Perbedaan Radworks dan Turtle: Radworks diperdagangkan di Rp3.900 (kapitalisasi pasar Rp230,46M, volume 24 jam Rp43,49M), sedangkan Turtle diperdagangkan di Rp610,3 (kapitalisasi pasar Rp94,66M, volume 24 jam Rp39,81M). Perbedaan utamanya: Radworks jauh lebih besar — sekitar 2,4× kapitalisasi pasar Turtle, dan suplai beredar Radworks 59,1M / 100M RAD (60%) dibanding 154,7M / 1B TURTLE (16%) milik Turtle. Mana yang lebih baik tergantung tujuan investasimu — di Pluang, investor rata-rata menyimpan Radworks selama 34 Hari dan Turtle selama 11 Hari.
| RAD | TURTLE | |
|---|---|---|
Kap. Pasar | Rp230,46M | Rp94,66M |
Volume (24h) | Rp43,49M | Rp39,81M |
Suplai yang Beredar | 59,1M / 100M RAD (60%) | 154,7M / 1B TURTLE (16%) |
Typical Hold Time | 34 Hari | 11 Hari |
Sinyal dari Aura AI Pluang — bukan nasihat finansial
Token RAD saat ini diperdagangkan di Rp3.863 dengan sinyal teknis bearish berdasarkan moving averages, meski osilator netral. Market cap mencapai Rp227,72 juta dengan supply beredar 59,1 juta dari total 100 juta token. Hold time rata-rata 34 hari menunjukkan aktivitas jangka pendek. Tidak ada update protokol signifikan yang dilaporkan dalam berita terkini.
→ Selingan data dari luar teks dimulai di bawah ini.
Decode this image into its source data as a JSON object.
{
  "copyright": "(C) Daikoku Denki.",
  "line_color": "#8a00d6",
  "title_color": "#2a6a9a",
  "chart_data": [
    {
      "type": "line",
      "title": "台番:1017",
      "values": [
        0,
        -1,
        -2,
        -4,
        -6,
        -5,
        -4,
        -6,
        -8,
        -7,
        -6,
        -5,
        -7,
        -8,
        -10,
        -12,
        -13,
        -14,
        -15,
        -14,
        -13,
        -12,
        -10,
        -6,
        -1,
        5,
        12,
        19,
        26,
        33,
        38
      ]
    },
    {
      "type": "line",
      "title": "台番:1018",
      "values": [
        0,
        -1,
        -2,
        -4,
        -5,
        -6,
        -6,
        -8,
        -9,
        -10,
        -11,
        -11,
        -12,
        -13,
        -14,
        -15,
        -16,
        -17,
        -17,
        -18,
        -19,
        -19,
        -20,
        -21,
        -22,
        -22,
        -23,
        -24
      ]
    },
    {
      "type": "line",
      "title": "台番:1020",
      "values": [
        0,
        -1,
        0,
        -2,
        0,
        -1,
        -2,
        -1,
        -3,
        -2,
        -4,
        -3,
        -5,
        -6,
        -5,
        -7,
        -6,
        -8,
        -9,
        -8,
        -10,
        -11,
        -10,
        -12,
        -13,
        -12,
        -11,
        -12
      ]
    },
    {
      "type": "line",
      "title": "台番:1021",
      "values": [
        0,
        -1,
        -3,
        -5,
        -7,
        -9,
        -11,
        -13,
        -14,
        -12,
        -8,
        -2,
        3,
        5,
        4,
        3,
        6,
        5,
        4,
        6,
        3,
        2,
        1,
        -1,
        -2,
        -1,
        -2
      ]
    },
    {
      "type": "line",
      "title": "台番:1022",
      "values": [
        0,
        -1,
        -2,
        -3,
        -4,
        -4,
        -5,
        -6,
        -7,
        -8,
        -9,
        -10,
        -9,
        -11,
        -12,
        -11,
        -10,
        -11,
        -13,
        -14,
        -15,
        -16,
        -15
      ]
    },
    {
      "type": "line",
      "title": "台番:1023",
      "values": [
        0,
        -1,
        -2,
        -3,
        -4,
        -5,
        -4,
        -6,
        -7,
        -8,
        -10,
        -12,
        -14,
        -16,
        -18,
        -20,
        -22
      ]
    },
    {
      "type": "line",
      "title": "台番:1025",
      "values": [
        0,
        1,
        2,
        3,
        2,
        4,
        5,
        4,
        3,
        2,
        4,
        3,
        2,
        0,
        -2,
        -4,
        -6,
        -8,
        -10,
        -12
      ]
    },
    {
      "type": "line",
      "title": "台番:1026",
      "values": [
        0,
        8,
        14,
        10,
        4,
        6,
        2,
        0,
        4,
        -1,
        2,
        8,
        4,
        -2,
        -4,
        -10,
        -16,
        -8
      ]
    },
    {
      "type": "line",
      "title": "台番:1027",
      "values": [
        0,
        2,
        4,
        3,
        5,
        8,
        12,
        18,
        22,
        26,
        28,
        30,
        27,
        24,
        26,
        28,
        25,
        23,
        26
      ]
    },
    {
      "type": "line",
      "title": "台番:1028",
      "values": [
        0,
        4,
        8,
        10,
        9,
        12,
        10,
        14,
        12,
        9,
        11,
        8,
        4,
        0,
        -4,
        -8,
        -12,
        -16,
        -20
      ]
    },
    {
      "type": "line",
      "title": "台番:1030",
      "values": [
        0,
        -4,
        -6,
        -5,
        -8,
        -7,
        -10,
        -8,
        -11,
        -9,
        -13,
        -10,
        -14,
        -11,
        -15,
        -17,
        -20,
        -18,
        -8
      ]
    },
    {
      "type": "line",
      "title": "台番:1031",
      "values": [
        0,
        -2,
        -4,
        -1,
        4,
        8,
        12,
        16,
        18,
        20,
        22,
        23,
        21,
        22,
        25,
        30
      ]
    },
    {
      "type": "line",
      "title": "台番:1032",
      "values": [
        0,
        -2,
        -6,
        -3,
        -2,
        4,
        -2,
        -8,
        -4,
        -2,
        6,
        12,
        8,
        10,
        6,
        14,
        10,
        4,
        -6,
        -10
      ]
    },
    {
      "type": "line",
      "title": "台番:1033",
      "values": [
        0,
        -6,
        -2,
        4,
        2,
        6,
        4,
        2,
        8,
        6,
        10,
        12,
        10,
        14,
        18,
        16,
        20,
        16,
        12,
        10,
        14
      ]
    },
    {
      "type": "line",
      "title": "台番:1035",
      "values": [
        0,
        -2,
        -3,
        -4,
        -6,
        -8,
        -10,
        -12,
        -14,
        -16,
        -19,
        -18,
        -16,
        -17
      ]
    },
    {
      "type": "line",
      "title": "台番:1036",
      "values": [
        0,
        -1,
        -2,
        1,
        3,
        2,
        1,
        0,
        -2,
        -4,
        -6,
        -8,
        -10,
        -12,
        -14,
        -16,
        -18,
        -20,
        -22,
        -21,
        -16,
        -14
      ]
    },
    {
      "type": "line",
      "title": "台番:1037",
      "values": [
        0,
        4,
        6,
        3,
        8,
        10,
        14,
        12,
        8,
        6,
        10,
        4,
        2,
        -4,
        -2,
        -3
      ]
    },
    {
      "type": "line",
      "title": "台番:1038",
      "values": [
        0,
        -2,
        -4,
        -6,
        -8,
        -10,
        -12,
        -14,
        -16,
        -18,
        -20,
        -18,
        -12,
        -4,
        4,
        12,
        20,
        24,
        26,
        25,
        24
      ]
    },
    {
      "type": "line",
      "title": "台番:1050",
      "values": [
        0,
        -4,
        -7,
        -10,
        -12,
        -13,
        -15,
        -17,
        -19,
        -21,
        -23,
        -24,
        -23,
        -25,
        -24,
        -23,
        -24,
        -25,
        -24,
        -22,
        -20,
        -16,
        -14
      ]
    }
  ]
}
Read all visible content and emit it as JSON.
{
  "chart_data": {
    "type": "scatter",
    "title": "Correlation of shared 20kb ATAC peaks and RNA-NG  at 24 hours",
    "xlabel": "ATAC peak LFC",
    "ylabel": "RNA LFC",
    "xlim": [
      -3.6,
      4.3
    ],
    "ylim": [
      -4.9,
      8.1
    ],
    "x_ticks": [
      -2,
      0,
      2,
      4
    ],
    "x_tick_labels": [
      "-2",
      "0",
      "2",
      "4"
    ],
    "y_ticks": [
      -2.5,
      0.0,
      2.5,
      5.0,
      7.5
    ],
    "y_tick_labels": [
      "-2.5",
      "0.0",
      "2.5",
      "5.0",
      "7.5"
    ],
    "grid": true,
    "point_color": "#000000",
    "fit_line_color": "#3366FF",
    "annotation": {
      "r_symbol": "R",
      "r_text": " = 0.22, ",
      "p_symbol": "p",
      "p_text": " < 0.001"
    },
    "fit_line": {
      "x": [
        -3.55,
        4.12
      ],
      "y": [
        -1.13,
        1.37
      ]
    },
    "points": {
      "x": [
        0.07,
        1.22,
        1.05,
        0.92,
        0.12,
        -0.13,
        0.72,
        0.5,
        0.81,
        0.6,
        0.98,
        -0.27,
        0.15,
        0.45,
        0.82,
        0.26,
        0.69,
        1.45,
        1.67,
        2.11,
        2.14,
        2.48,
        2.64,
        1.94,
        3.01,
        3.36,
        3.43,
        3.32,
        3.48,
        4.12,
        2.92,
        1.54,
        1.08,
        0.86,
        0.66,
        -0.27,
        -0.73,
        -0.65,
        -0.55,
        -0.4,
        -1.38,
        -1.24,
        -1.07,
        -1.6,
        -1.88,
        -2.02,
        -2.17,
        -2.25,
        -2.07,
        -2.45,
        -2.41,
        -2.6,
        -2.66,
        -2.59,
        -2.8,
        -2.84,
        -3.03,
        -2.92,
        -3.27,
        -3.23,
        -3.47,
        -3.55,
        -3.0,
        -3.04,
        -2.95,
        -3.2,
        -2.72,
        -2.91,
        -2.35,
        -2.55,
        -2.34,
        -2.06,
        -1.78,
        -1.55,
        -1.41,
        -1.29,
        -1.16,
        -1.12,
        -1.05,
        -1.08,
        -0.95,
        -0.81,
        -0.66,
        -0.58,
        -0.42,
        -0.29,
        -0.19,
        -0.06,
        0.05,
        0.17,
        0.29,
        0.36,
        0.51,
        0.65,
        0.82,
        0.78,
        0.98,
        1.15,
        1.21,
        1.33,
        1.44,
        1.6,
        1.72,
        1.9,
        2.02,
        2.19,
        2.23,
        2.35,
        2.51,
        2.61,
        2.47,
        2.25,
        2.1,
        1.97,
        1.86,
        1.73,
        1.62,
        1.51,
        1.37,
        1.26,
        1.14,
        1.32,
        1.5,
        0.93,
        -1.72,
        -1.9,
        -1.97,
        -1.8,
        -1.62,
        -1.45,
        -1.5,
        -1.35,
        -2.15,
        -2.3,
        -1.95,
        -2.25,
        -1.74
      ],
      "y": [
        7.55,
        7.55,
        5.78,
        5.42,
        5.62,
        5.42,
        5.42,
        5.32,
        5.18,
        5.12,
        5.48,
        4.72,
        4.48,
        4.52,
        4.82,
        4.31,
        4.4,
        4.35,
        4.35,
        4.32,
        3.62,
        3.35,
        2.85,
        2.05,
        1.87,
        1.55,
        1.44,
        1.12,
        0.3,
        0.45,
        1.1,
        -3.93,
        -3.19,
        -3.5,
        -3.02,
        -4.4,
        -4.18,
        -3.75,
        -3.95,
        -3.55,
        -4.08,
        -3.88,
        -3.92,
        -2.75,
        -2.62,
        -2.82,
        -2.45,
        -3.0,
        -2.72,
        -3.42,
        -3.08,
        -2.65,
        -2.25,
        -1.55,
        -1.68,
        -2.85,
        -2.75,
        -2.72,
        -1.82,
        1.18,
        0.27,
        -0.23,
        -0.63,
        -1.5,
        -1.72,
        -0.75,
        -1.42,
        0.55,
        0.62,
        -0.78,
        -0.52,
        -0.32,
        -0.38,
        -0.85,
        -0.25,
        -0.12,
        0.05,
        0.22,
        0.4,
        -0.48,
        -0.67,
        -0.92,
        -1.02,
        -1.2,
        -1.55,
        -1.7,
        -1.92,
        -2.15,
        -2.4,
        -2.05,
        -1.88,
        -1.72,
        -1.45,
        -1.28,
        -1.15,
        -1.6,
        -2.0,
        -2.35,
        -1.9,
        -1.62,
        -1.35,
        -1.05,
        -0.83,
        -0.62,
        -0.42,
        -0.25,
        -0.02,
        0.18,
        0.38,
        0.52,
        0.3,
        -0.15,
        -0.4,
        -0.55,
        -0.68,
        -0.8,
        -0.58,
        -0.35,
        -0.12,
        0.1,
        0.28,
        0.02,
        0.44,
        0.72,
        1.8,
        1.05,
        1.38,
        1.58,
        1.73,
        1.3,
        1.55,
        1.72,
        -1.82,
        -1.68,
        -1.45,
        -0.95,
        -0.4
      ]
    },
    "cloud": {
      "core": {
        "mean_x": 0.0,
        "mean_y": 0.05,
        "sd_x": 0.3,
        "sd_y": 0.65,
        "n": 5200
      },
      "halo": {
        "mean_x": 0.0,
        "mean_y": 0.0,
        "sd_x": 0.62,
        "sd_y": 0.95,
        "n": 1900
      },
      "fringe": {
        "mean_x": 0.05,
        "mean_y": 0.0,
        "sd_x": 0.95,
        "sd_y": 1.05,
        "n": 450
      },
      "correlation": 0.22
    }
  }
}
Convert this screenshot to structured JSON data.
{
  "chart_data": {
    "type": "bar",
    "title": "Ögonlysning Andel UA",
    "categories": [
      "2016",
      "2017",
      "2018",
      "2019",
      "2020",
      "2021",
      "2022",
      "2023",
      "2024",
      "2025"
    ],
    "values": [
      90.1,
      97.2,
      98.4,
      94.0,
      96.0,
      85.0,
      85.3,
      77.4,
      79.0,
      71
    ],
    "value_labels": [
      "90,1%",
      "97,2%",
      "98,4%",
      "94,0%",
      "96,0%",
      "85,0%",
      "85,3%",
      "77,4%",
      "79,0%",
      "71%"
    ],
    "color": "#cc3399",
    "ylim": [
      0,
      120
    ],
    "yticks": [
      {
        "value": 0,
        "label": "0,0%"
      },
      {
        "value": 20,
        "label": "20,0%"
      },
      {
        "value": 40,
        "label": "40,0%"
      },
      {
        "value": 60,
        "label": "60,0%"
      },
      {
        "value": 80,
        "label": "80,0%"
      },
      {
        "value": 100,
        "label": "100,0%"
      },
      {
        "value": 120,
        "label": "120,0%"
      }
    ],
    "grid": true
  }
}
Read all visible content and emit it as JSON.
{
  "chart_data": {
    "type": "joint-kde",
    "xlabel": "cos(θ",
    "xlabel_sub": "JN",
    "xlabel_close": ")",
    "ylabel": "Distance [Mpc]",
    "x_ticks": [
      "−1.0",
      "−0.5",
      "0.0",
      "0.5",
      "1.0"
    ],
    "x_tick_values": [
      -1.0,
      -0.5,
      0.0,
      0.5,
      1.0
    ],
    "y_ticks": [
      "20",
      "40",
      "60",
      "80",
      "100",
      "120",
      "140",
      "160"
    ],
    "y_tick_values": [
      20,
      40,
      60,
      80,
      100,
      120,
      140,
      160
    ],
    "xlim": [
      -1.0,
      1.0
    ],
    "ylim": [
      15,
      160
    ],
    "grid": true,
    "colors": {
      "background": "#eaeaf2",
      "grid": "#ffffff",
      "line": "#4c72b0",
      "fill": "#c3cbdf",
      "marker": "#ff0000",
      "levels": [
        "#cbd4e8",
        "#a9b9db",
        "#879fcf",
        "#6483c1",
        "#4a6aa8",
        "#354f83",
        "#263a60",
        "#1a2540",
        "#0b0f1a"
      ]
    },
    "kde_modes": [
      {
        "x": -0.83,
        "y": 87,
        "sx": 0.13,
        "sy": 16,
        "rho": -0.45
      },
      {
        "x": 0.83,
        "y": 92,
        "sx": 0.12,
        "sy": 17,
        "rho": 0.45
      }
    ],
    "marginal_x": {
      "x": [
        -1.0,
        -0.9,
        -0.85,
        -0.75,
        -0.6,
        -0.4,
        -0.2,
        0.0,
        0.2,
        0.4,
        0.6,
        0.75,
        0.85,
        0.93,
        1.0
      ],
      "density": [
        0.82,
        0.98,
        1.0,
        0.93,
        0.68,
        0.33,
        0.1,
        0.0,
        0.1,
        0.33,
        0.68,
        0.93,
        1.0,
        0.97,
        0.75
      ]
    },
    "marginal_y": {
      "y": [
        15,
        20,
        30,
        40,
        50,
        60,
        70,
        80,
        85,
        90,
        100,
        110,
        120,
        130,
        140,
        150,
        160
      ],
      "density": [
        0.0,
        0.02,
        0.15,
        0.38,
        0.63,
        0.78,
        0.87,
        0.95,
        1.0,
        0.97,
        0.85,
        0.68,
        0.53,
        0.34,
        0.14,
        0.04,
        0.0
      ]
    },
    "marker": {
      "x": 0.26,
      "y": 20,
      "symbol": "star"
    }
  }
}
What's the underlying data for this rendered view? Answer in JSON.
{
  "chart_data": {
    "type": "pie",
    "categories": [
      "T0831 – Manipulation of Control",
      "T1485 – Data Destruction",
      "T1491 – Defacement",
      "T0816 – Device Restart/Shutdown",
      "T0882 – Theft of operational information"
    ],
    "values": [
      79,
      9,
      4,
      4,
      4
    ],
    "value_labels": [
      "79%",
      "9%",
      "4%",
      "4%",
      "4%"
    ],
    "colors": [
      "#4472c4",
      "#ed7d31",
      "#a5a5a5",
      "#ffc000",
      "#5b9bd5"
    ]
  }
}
Outlook keseluruhan bearish dengan risiko dominasi tekanan jual. Peluang terletak pada rebound dari support kuat di Rp3.767, namun risiko volatilitas tinggi dan sentimen pasar kripto yang hati-hati membatasi potensi kenaikan. Investor perlu memantau volume perdagangan dan perkembangan ekosistem untuk konfirmasi reversal.
TURTLE saat ini diperdagangkan pada Rp615,56 dengan kapitalisasi pasar Rp97,11 juta, menunjukkan sinyal teknis bearish yang kuat dari rata-rata pergerakan dan osilator. Token ini memiliki supply maksimum 1 juta dengan tingkat sirkulasi hanya 16% dan rata-rata hold time 11 hari, mengindikasikan kepemilikan yang terkonsentrasi. Tidak ada update protokol atau perkembangan ekosistem signifikan yang tercatat dalam periode terakhir.
Outlook keseluruhan tetap bearish dengan risiko tinggi akibat volatilitas dan likuiditas terbatas. Peluang utama terletak pada potensi rebound dari level support kritis di Rp564, sementara risiko utama mencakup tekanan jual berkelanjutan dan minimnya aktivitas jaringan yang dapat mempengaruhi stabilitas harga jangka panjang.
Radicle (RAD) adalah protokol sumber terbuka yang memungkinkan pengembang untuk berkolaborasi secara peer-to-peer dan terdesentralisasi. Mirip dengan platform kolaborasi kode terpusat seperti GitHub dan GitLab, pengembang dapat berkolaborasi untuk membuat kode dan membangun DApps di dalamnya. Hal ini terjadi melalui protokol replikasi peer-to-peer Radicle yang disebut Radicle Link.
Selengkapnya di halaman RAD →Turtle menyelaraskan insentif antara protokol dan penyedia likuiditas untuk menghadirkan peluang yield unik. Sistem non-kustodial ini terintegrasi dengan API dan smart contract teraudit untuk melacak aliran likuiditas serta menyalurkan reward secara transparan. Turtle juga menyediakan layanan konsultasi bagi protokol yang membutuhkan insentif likuiditas yang efisien.